Zhang Jun, Hua Zhengshuang, Huang Zebo, Chen QiZhu, Long Qingyun, Craik David J, Baker Alan J M, Shu Wensheng, Liao Bin
School of Biosciences and Biopharmaceutics, Guangdong Province Key Laboratory for Biotechnology Drug Candidates, Guangdong Pharmaceutical University, Guangzhou, 510006, China,
Planta. 2015 Apr;241(4):929-40. doi: 10.1007/s00425-014-2229-5. Epub 2014 Dec 21.
Two high-throughput tools harvest hundreds of novel cyclotides and analogues in plants. Cyclotides are gene-encoded backbone-cyclized polypeptides displaying a diverse range of bioactivities associated with plant defense. However, genome-scale or database-scale evaluations of cyclotides have been rare so far. Here, a novel time-efficient Perl program, CyPerl, was developed for searching cyclotides from predicted ORFs of 34 available plant genomes and existing plant protein sequences from Genbank databases. CyPerl-isolated sequences were further analyzed by removing repeats, evaluating their cysteine-distributed regions (CDRs) and comparing with CyBase-collected cyclotides in a user-friendly Excel (Microsoft Office) template, CyExcel. After genome-screening, 186 ORFs containing 145 unique cyclotide analogues were identified by CyPerl and CyExcel from 30 plant genomes tested from 10 plant families.
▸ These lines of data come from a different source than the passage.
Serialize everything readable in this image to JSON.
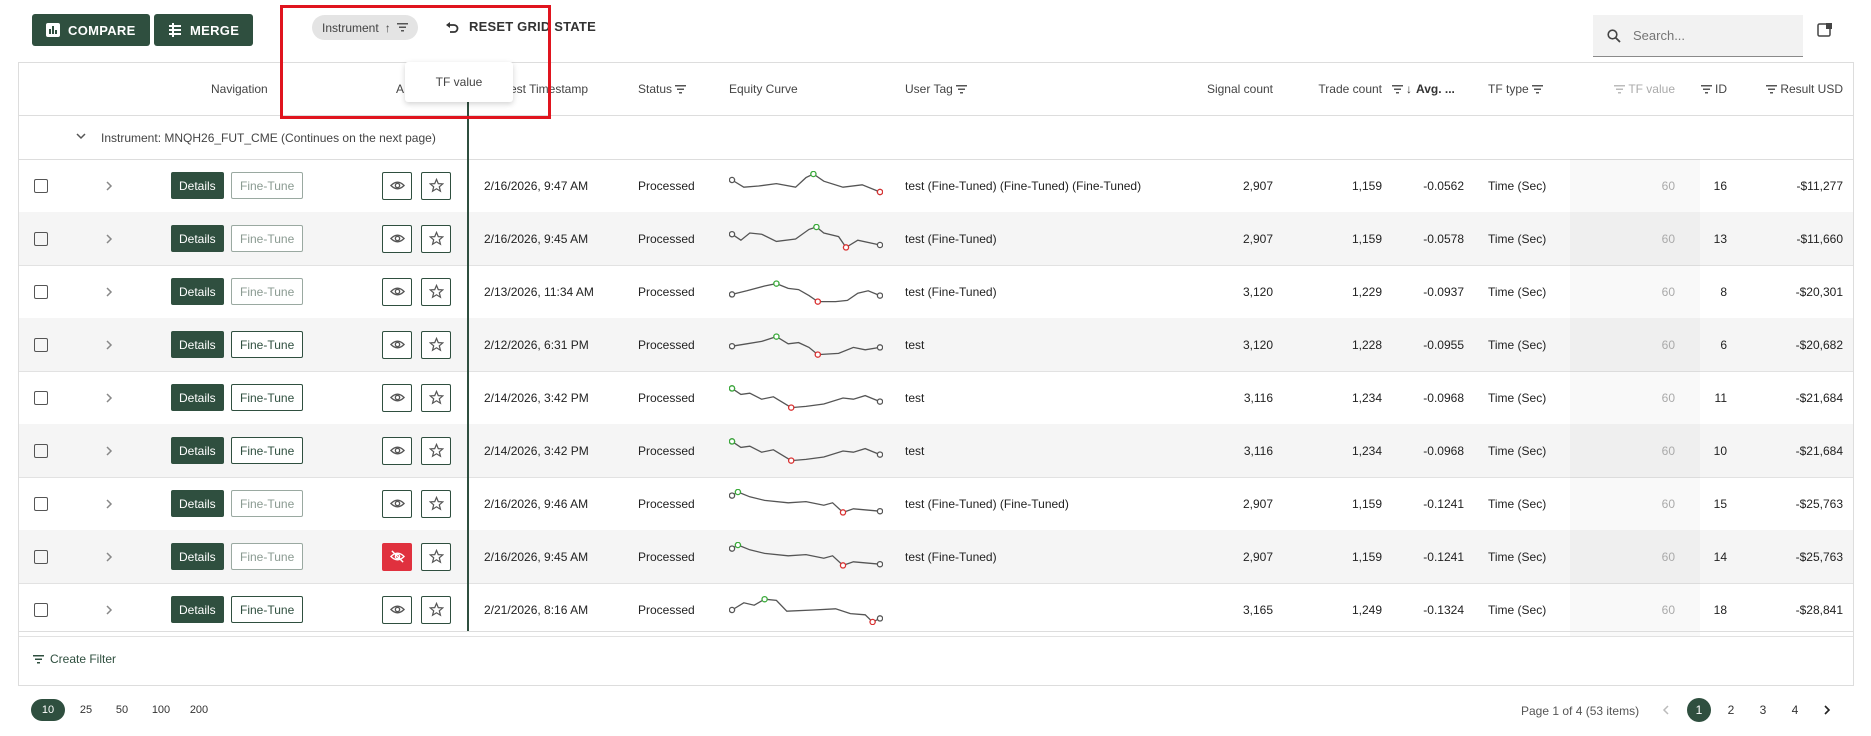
{
  "toolbar": {
    "compare_label": "COMPARE",
    "merge_label": "MERGE",
    "reset_label": "RESET GRID STATE",
    "search_placeholder": "Search..."
  },
  "group_chip": {
    "label": "Instrument",
    "sort_icon": "arrow-up-icon",
    "filter_icon": "filter-icon"
  },
  "column_menu": {
    "item": "TF value"
  },
  "columns": {
    "navigation": "Navigation",
    "actions": "A",
    "timestamp": "est Timestamp",
    "status": "Status",
    "equity": "Equity Curve",
    "user_tag": "User Tag",
    "signal_count": "Signal count",
    "trade_count": "Trade count",
    "avg": "Avg. ...",
    "tf_type": "TF type",
    "tf_value": "TF value",
    "id": "ID",
    "result": "Result USD"
  },
  "group_row": {
    "label": "Instrument: MNQH26_FUT_CME (Continues on the next page)"
  },
  "row_buttons": {
    "details": "Details",
    "finetune": "Fine-Tune"
  },
  "rows": [
    {
      "timestamp": "2/16/2026, 9:47 AM",
      "status": "Processed",
      "user_tag": "test (Fine-Tuned) (Fine-Tuned) (Fine-Tuned)",
      "signal_count": "2,907",
      "trade_count": "1,159",
      "avg": "-0.0562",
      "tf_type": "Time (Sec)",
      "tf_value": "60",
      "id": "16",
      "result": "-$11,277",
      "finetune_enabled": false,
      "hidden": false
    },
    {
      "timestamp": "2/16/2026, 9:45 AM",
      "status": "Processed",
      "user_tag": "test (Fine-Tuned)",
      "signal_count": "2,907",
      "trade_count": "1,159",
      "avg": "-0.0578",
      "tf_type": "Time (Sec)",
      "tf_value": "60",
      "id": "13",
      "result": "-$11,660",
      "finetune_enabled": false,
      "hidden": false
    },
    {
      "timestamp": "2/13/2026, 11:34 AM",
      "status": "Processed",
      "user_tag": "test (Fine-Tuned)",
      "signal_count": "3,120",
      "trade_count": "1,229",
      "avg": "-0.0937",
      "tf_type": "Time (Sec)",
      "tf_value": "60",
      "id": "8",
      "result": "-$20,301",
      "finetune_enabled": false,
      "hidden": false
    },
    {
      "timestamp": "2/12/2026, 6:31 PM",
      "status": "Processed",
      "user_tag": "test",
      "signal_count": "3,120",
      "trade_count": "1,228",
      "avg": "-0.0955",
      "tf_type": "Time (Sec)",
      "tf_value": "60",
      "id": "6",
      "result": "-$20,682",
      "finetune_enabled": true,
      "hidden": false
    },
    {
      "timestamp": "2/14/2026, 3:42 PM",
      "status": "Processed",
      "user_tag": "test",
      "signal_count": "3,116",
      "trade_count": "1,234",
      "avg": "-0.0968",
      "tf_type": "Time (Sec)",
      "tf_value": "60",
      "id": "11",
      "result": "-$21,684",
      "finetune_enabled": true,
      "hidden": false
    },
    {
      "timestamp": "2/14/2026, 3:42 PM",
      "status": "Processed",
      "user_tag": "test",
      "signal_count": "3,116",
      "trade_count": "1,234",
      "avg": "-0.0968",
      "tf_type": "Time (Sec)",
      "tf_value": "60",
      "id": "10",
      "result": "-$21,684",
      "finetune_enabled": true,
      "hidden": false
    },
    {
      "timestamp": "2/16/2026, 9:46 AM",
      "status": "Processed",
      "user_tag": "test (Fine-Tuned) (Fine-Tuned)",
      "signal_count": "2,907",
      "trade_count": "1,159",
      "avg": "-0.1241",
      "tf_type": "Time (Sec)",
      "tf_value": "60",
      "id": "15",
      "result": "-$25,763",
      "finetune_enabled": false,
      "hidden": false
    },
    {
      "timestamp": "2/16/2026, 9:45 AM",
      "status": "Processed",
      "user_tag": "test (Fine-Tuned)",
      "signal_count": "2,907",
      "trade_count": "1,159",
      "avg": "-0.1241",
      "tf_type": "Time (Sec)",
      "tf_value": "60",
      "id": "14",
      "result": "-$25,763",
      "finetune_enabled": false,
      "hidden": true
    },
    {
      "timestamp": "2/21/2026, 8:16 AM",
      "status": "Processed",
      "user_tag": "",
      "signal_count": "3,165",
      "trade_count": "1,249",
      "avg": "-0.1324",
      "tf_type": "Time (Sec)",
      "tf_value": "60",
      "id": "18",
      "result": "-$28,841",
      "finetune_enabled": true,
      "hidden": false
    }
  ],
  "sparkline_colors": {
    "line": "#555555",
    "max": "#3aaa3a",
    "min": "#d93030"
  },
  "footer": {
    "create_filter": "Create Filter"
  },
  "pagination": {
    "page_sizes": [
      "10",
      "25",
      "50",
      "100",
      "200"
    ],
    "selected_size": "10",
    "info": "Page 1 of 4 (53 items)",
    "pages": [
      "1",
      "2",
      "3",
      "4"
    ],
    "current_page": "1"
  },
  "colors": {
    "accent": "#2f4f3f",
    "highlight": "#e0141e",
    "hidden_toggle": "#e0313e"
  }
}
Phaseolus vulgaris and Zea mays were the richest two species containing cyclotide analogues in the plants tested. After screening protein databases, 266 unique cyclotides and analogues were identified from seven plant families. By merging with 288 unique CyBase-listed cyclotides, 510 unique cyclotides and analogues were obtained from 13 plant families. In total, seven novel plant families containing cyclotide analogues and 202 novel cyclotide analogues were identified in this study. This study has established two Blast-independent tools for screening cyclotides from plant genomes and protein databases, and has also significantly widened the plant distribution and sequence diversity of cyclotides and their analogues.
两种高通量工具从植物中收获了数百种新型环肽及其类似物。环肽是基因编码的骨架环化多肽,具有与植物防御相关的多种生物活性。然而,迄今为止,对环肽进行基因组规模或数据库规模的评估还很少见。在此,开发了一种新颖的高效Perl程序CyPerl,用于从34个可用植物基因组的预测开放阅读框(ORF)和Genbank数据库中的现有植物蛋白质序列中搜索环肽。通过去除重复序列、评估其半胱氨酸分布区域(CDR)并在用户友好的Excel(Microsoft Office)模板CyExcel中与CyBase收集的环肽进行比较,对CyPerl分离的序列进行进一步分析。经过基因组筛选,通过CyPerl和CyExcel从10个植物科测试的30个植物基因组中鉴定出186个包含145种独特环肽类似物的开放阅读框。菜豆和玉米是测试植物中含环肽类似物最丰富的两个物种。在筛选蛋白质数据库后,从7个植物科中鉴定出266种独特的环肽及其类似物。通过与CyBase列出的288种独特环肽合并,从13个植物科中获得了510种独特的环肽及其类似物。在本研究中,总共鉴定出7个含有环肽类似物的新植物科和202种新型环肽类似物。本研究建立了两种独立于Blast的工具,用于从植物基因组和蛋白质数据库中筛选环肽,同时也显著拓宽了环肽及其类似物的植物分布范围和序列多样性。